“...你什么意思?”
生有狼耳的男性此刻灰头土脸,耳朵尖疲惫地向下连绒毛都好像暗淡了些。他眉头紧锁捂住渗血的腹部压抑自己说话带起的干咳,血液顺着额头走过脸颊留下痕迹,后背贴着地毯整个人瘫倒在地。毫无疑问,这是一位败者。然而哪怕伤势惨烈他仍目光凌厉右手微微抬起防止上位者的进攻。
显然这并没有什么威慑力。
带着白色运动发带的红发男生满脸笑容,蹲下身来轻而易举扣住对方手腕。月亮河独特而欢快的音乐阵阵不停,积极跟着哼起小调一边掏出不知从哪拿的手帕仔细为狼耳男性擦拭血液。
“战损也很帅,但还是干净点看着顺眼呀。难道狼队你想就这样回去?”
不想。狼队在心里回答。沉默等待浑身都充满热情开朗的积极帮助。令他难过。垂落的手不自觉攥拳。他不是输不起的人。偏偏,偏偏那个让他耻辱一而再再而三失败的队伍蹲在自己身前,刺眼的太阳在他眼中好像跟熊猫挂上了钩心里沉闷而庆幸。只好从鼻腔哼声透露一二。

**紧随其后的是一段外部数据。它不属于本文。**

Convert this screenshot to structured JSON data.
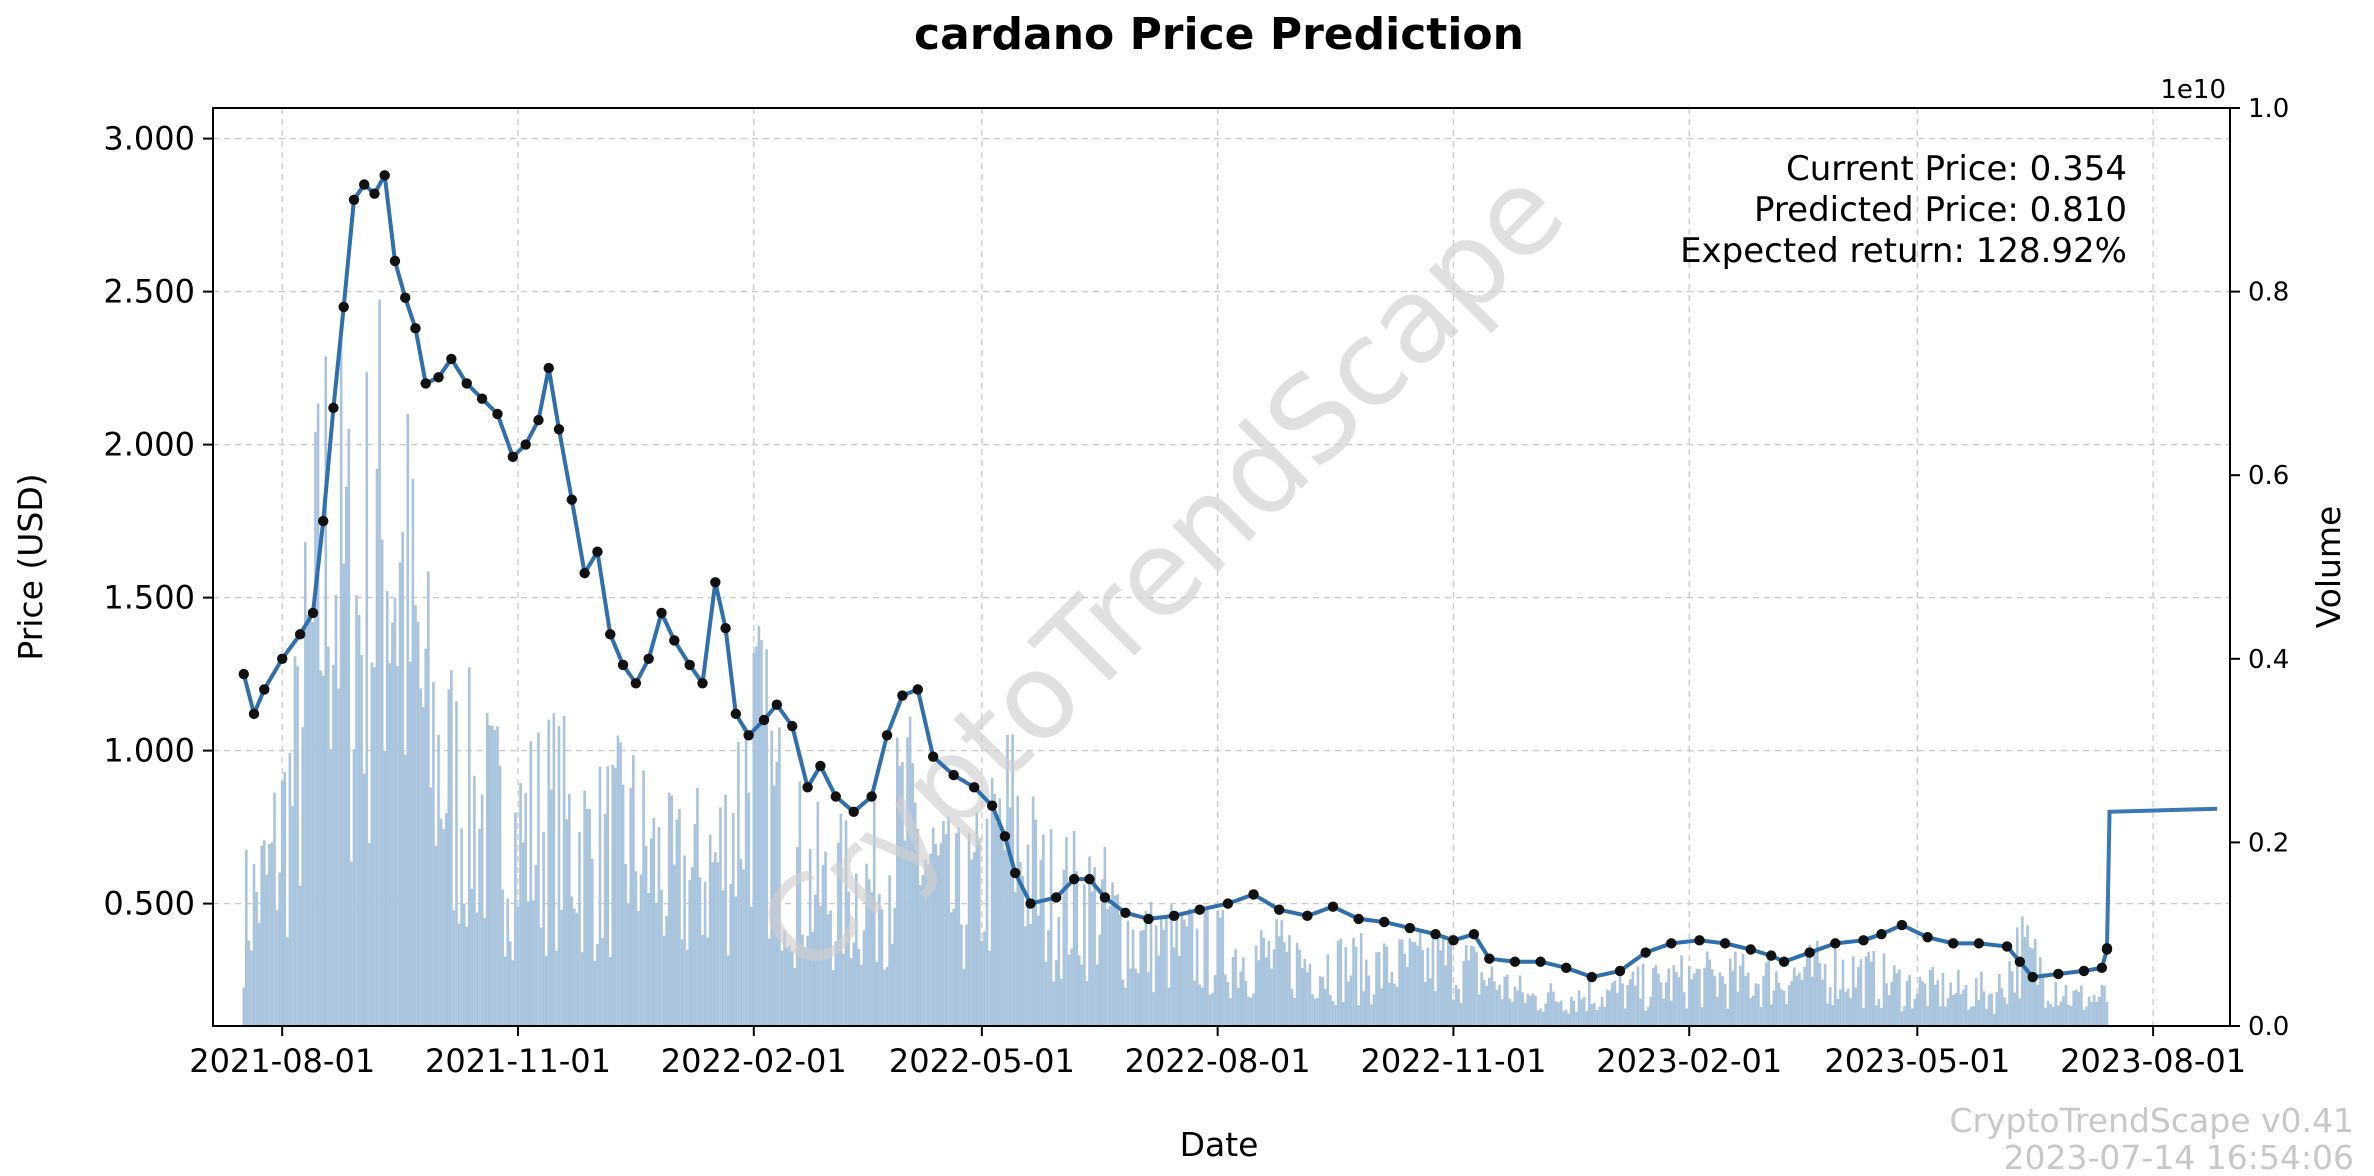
{
  "chart_data": {
    "type": "line",
    "title": "cardano Price Prediction",
    "xlabel": "Date",
    "ylabel": "Price (USD)",
    "y2label": "Volume",
    "y2_scale_label": "1e10",
    "ylim": [
      0.1,
      3.1
    ],
    "y2lim": [
      0,
      1.0
    ],
    "xlim": [
      "2021-07-05",
      "2023-08-31"
    ],
    "grid": true,
    "y_ticks": [
      "0.500",
      "1.000",
      "1.500",
      "2.000",
      "2.500",
      "3.000"
    ],
    "y2_ticks": [
      "0.0",
      "0.2",
      "0.4",
      "0.6",
      "0.8",
      "1.0"
    ],
    "x_ticks": [
      "2021-08-01",
      "2021-11-01",
      "2022-02-01",
      "2022-05-01",
      "2022-08-01",
      "2022-11-01",
      "2023-02-01",
      "2023-05-01",
      "2023-08-01"
    ],
    "annotations": {
      "current_price": "Current Price: 0.354",
      "predicted_price": "Predicted Price: 0.810",
      "expected_return": "Expected return: 128.92%"
    },
    "watermark": "CryptoTrendScape",
    "footer": {
      "version": "CryptoTrendScape v0.41",
      "timestamp": "2023-07-14 16:54:06"
    },
    "colors": {
      "line": "#2f6fad",
      "markers": "#111111",
      "volume": "#a9c4dc",
      "prediction": "#3a78b5",
      "grid": "#c9c9c9"
    },
    "series": [
      {
        "name": "Price",
        "x": [
          "2021-07-17",
          "2021-07-21",
          "2021-07-25",
          "2021-08-01",
          "2021-08-08",
          "2021-08-13",
          "2021-08-17",
          "2021-08-21",
          "2021-08-25",
          "2021-08-29",
          "2021-09-02",
          "2021-09-06",
          "2021-09-10",
          "2021-09-14",
          "2021-09-18",
          "2021-09-22",
          "2021-09-26",
          "2021-10-01",
          "2021-10-06",
          "2021-10-12",
          "2021-10-18",
          "2021-10-24",
          "2021-10-30",
          "2021-11-04",
          "2021-11-09",
          "2021-11-13",
          "2021-11-17",
          "2021-11-22",
          "2021-11-27",
          "2021-12-02",
          "2021-12-07",
          "2021-12-12",
          "2021-12-17",
          "2021-12-22",
          "2021-12-27",
          "2022-01-01",
          "2022-01-07",
          "2022-01-12",
          "2022-01-17",
          "2022-01-21",
          "2022-01-25",
          "2022-01-30",
          "2022-02-05",
          "2022-02-10",
          "2022-02-16",
          "2022-02-22",
          "2022-02-27",
          "2022-03-05",
          "2022-03-12",
          "2022-03-19",
          "2022-03-25",
          "2022-03-31",
          "2022-04-06",
          "2022-04-12",
          "2022-04-20",
          "2022-04-28",
          "2022-05-05",
          "2022-05-10",
          "2022-05-14",
          "2022-05-20",
          "2022-05-30",
          "2022-06-06",
          "2022-06-12",
          "2022-06-18",
          "2022-06-26",
          "2022-07-05",
          "2022-07-15",
          "2022-07-25",
          "2022-08-05",
          "2022-08-15",
          "2022-08-25",
          "2022-09-05",
          "2022-09-15",
          "2022-09-25",
          "2022-10-05",
          "2022-10-15",
          "2022-10-25",
          "2022-11-01",
          "2022-11-09",
          "2022-11-15",
          "2022-11-25",
          "2022-12-05",
          "2022-12-15",
          "2022-12-25",
          "2023-01-05",
          "2023-01-15",
          "2023-01-25",
          "2023-02-05",
          "2023-02-15",
          "2023-02-25",
          "2023-03-05",
          "2023-03-10",
          "2023-03-20",
          "2023-03-30",
          "2023-04-10",
          "2023-04-17",
          "2023-04-25",
          "2023-05-05",
          "2023-05-15",
          "2023-05-25",
          "2023-06-05",
          "2023-06-10",
          "2023-06-15",
          "2023-06-25",
          "2023-07-05",
          "2023-07-12",
          "2023-07-14"
        ],
        "values": [
          1.25,
          1.12,
          1.2,
          1.3,
          1.38,
          1.45,
          1.75,
          2.12,
          2.45,
          2.8,
          2.85,
          2.82,
          2.88,
          2.6,
          2.48,
          2.38,
          2.2,
          2.22,
          2.28,
          2.2,
          2.15,
          2.1,
          1.96,
          2.0,
          2.08,
          2.25,
          2.05,
          1.82,
          1.58,
          1.65,
          1.38,
          1.28,
          1.22,
          1.3,
          1.45,
          1.36,
          1.28,
          1.22,
          1.55,
          1.4,
          1.12,
          1.05,
          1.1,
          1.15,
          1.08,
          0.88,
          0.95,
          0.85,
          0.8,
          0.85,
          1.05,
          1.18,
          1.2,
          0.98,
          0.92,
          0.88,
          0.82,
          0.72,
          0.6,
          0.5,
          0.52,
          0.58,
          0.58,
          0.52,
          0.47,
          0.45,
          0.46,
          0.48,
          0.5,
          0.53,
          0.48,
          0.46,
          0.49,
          0.45,
          0.44,
          0.42,
          0.4,
          0.38,
          0.4,
          0.32,
          0.31,
          0.31,
          0.29,
          0.26,
          0.28,
          0.34,
          0.37,
          0.38,
          0.37,
          0.35,
          0.33,
          0.31,
          0.34,
          0.37,
          0.38,
          0.4,
          0.43,
          0.39,
          0.37,
          0.37,
          0.36,
          0.31,
          0.26,
          0.27,
          0.28,
          0.29,
          0.35
        ]
      },
      {
        "name": "Prediction",
        "x": [
          "2023-07-14",
          "2023-07-15",
          "2023-08-26"
        ],
        "values": [
          0.354,
          0.8,
          0.81
        ]
      }
    ],
    "volume": {
      "x": [
        "2021-07-17",
        "2021-07-27",
        "2021-08-06",
        "2021-08-13",
        "2021-08-20",
        "2021-08-28",
        "2021-09-05",
        "2021-09-12",
        "2021-09-20",
        "2021-09-28",
        "2021-10-08",
        "2021-10-20",
        "2021-11-01",
        "2021-11-15",
        "2021-12-01",
        "2021-12-15",
        "2022-01-01",
        "2022-01-20",
        "2022-02-01",
        "2022-02-15",
        "2022-03-01",
        "2022-03-20",
        "2022-04-01",
        "2022-04-20",
        "2022-05-01",
        "2022-05-12",
        "2022-05-25",
        "2022-06-15",
        "2022-07-01",
        "2022-08-01",
        "2022-09-01",
        "2022-10-01",
        "2022-11-01",
        "2022-11-15",
        "2022-12-01",
        "2023-01-01",
        "2023-02-01",
        "2023-03-01",
        "2023-04-01",
        "2023-05-01",
        "2023-06-01",
        "2023-06-10",
        "2023-07-01",
        "2023-07-14"
      ],
      "values": [
        0.12,
        0.16,
        0.26,
        0.4,
        0.55,
        0.42,
        0.48,
        0.55,
        0.42,
        0.3,
        0.25,
        0.22,
        0.2,
        0.22,
        0.18,
        0.2,
        0.15,
        0.18,
        0.3,
        0.18,
        0.14,
        0.15,
        0.22,
        0.13,
        0.15,
        0.22,
        0.14,
        0.13,
        0.09,
        0.08,
        0.07,
        0.06,
        0.07,
        0.05,
        0.03,
        0.035,
        0.05,
        0.05,
        0.06,
        0.04,
        0.035,
        0.08,
        0.03,
        0.03
      ]
    }
  }
}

积极不在意他的看法,兀自擦干净伸手将狼从地上拉起坐在马戏团观众席的木椅上半靠着再兀自扯下狼队的裤子。清风平等自由地绕过被暴露的地方,还不等狼反应过来愤怒对方体温略高的手包裹住性器,缓缓揉他睾丸手指灵活剥开包皮。
哈...?你什么意思?
温暖潮湿的口腔代替了回答,狼队感受到性器擦过对方因为战斗干涩起皮的唇瓣,虽有异感但小心的牙齿。积极青涩的舌尖触及马眼带来瞬间的刺激,再一一舔舐柱身体贴温柔。那头嚣张的红发顶在小腹与伤口所隔不远故而被粘上血渍,毛茸茸的感触传达至大脑。狼被分开的双腿不由自主收缩把人困在自己身下所控制范围内,手掌抚摸上他的发顶,刺眼的红与手指血液相融合。一幕幕映在狼队眼中唤醒这头野兽。
狼耳竖立,兽瞳聚焦紧盯着对方。发丝与手指缠绕,对方悄悄抬头弯眸笑意浅浅。他们的脑回路时常不同。狼队暗自咬牙托住积极后脑拉扯他脑扎起的一束辫子腰部向前挺不管不顾将性器通通塞入积极口中再模仿性交前后进出。对方如他所愿喉管被挤压地收缩,大量分泌的口水孜孜不倦为性器增添色彩。最终,性器叫嚣着为榨干浑圆的睾丸出了份力前端马眼张开揪住积极辫子像握缰绳那般在掌中缠绕一道向后拽示意马匹停下,若是马儿不听话便狠狠给上一鞭。白浊射在口中充满自嘴角溢出。